In years past, I’d visit Harpers’ Ferry to watch a natural wonder: the powerful and turbulent confluence of the historic Shenandoah and Potomac Rivers. Now, Eugene Meyer takes us to a clash between slavery and freedom along the shores of that West Virginia town that makes those churning waters seem calm by comparison.
And a visit to Harpers Ferry will never be the same.”
— Courtland Milloy, Jr., Washington Post columnist
“Journalist Eugene L. Meyer uses his seasoned reportorial skills to illuminate an important tale lying in the shadows of antebellum American history. Five for Freedom provides the overdue account of the five African Americans who participated in John Brown’s storied raid on Harpers Ferry. Deftly weaving history and biography, Meyer reconstructs how these five men came to join the ill-fated attempt to spark a slave revolt. Their role will not be forgotten now that—at long last—it is contained in an engaging and memorable book.”
— James McGrath Morris, author of Eye on the Struggle: Ethel Payne, the First Lady of the Black Press.
“Books, plays, songs, films and poems have long celebrated John Brown as a martyr to liberty, while other brave men who dared and died with him have remained in his shadow. Now, after years of fascination with what happened at Harpers Ferry, the veteran journalist Gene Meyer takes us with him as he traces the lives of those little-known heroes. Each of them emerges as a complex individual, with life and family, struggling in and out of slavery. Meyer’s book is a well-written tour de force of historical detective work.”
Ernest B. “Pat” Furgurson – author of Freedom Rising: Washington in the Civil War; Chancellorsville 1863, Ashes of Glory, and Not War but Murder: Cold Harbor 1864.
“Eugene L. Meyer has brought to light the central role of the leadership in the black community at the time of the raid as represented by the “Five for Freedom.” His book has done these freedom fighters a great service.”
— Frank Smith, Founding Director, African American Civil War Memorial Museum
Five for Freedom was reviewed by Midwest Book Review in September 2018. The full review is below.

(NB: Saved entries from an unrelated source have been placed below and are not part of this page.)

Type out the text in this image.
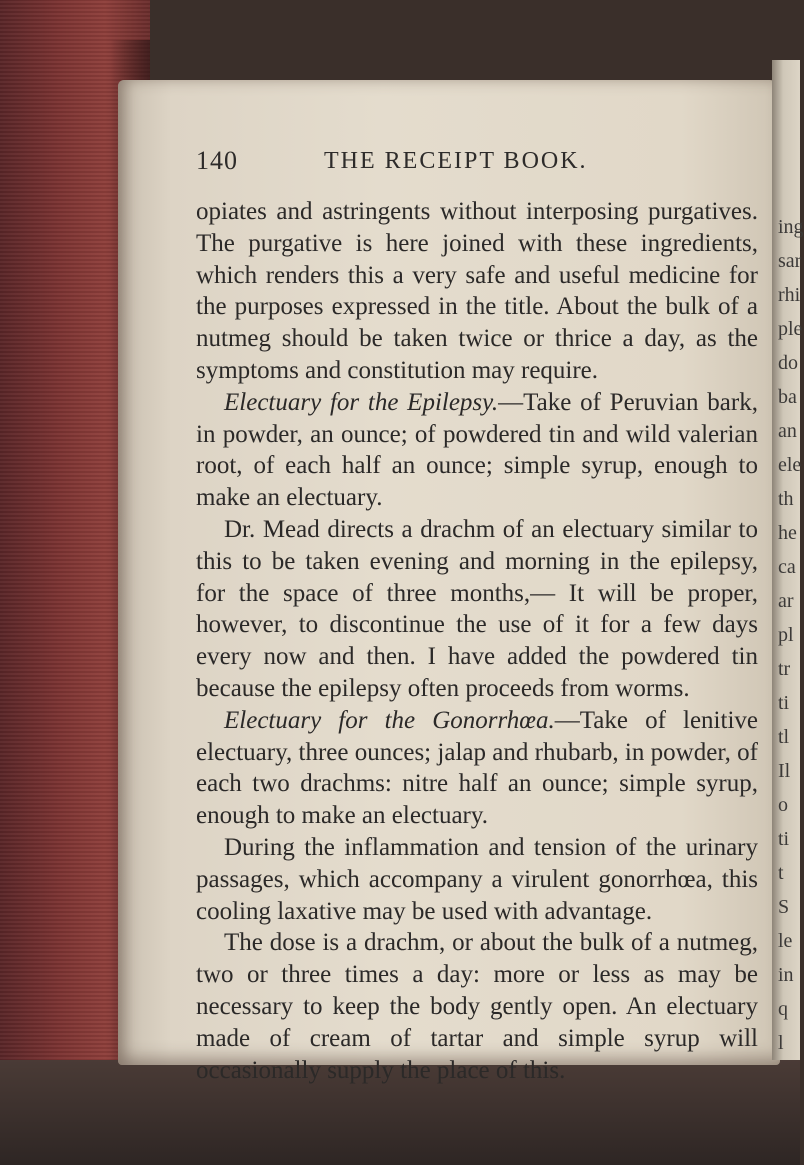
ing
sar
rhi
ple
do
ba
an
ele
th
he
ca
ar
pl
tr
ti
tl
Il
o
ti
t
S
le
in
q
l
140	THE RECEIPT BOOK.

opiates and astringents without interposing purgatives. The purgative is here joined with these ingredients, which renders this a very safe and useful medicine for the purposes expressed in the title. About the bulk of a nutmeg should be taken twice or thrice a day, as the symptoms and constitution may require.

Electuary for the Epilepsy.—Take of Peruvian bark, in powder, an ounce; of powdered tin and wild valerian root, of each half an ounce; simple syrup, enough to make an electuary.

Dr. Mead directs a drachm of an electuary similar to this to be taken evening and morning in the epilepsy, for the space of three months,— It will be proper, however, to discontinue the use of it for a few days every now and then. I have added the powdered tin because the epilepsy often proceeds from worms.

Electuary for the Gonorrhœa.—Take of lenitive electuary, three ounces; jalap and rhubarb, in powder, of each two drachms: nitre half an ounce; simple syrup, enough to make an electuary.

During the inflammation and tension of the urinary passages, which accompany a virulent gonorrhœa, this cooling laxative may be used with advantage.

The dose is a drachm, or about the bulk of a nutmeg, two or three times a day: more or less as may be necessary to keep the body gently open. An electuary made of cream of tartar and simple syrup will occasionally supply the place of this.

“Five for Freedom: The African American Soldiers in John Brown’s Army documents the true story of five black men who stood alongside John Brown’s army in 1859, willing to die during Brown’s attempt to incite a slave insurrection in Harpers Ferry. While many know of Brown’s actions as the cause of the Civil War’s opening salvo, this book rectifies a glaring omission, focusing on those who stood with John against all odds; but who have largely been forgotten by history. Having an entire book on the subject means that close inspection is possible, and this documentation of each man’s life and achievements expands the knowledge of John Brown’s army members and how their deaths affected generations to come. Vintage black and white photos and illustrations throughout enhance a well-researched, involving study recommended for civil rights, American history, and minority history holdings alike.”
“Meyer puts flesh and bones on five of the raiders who were ignored at the time and then covered over by history… You’ll never think of John Brown’s Raid the same way again.”
“Compelling account of five men who deserve to be remembered in the fight for civil rights.”
“A new look at John Brown’s raid on Harper’s Ferry, the parts of history that are often overlooked… Meyer has done a beautiful job of reporting on their individual stories in the context of the other events which transpired during the pre-Civil War struggle.”
Tim Talbott, Random Thoughts on History:
“In this book, journalist Eugene Meyer vividly gives the historical background of these men…Meyer’s journalistic talents add a nice touch…This book is important because it puts these active agents of change prominently back into the story of Harpers Ferry…I eagerly recommend it.”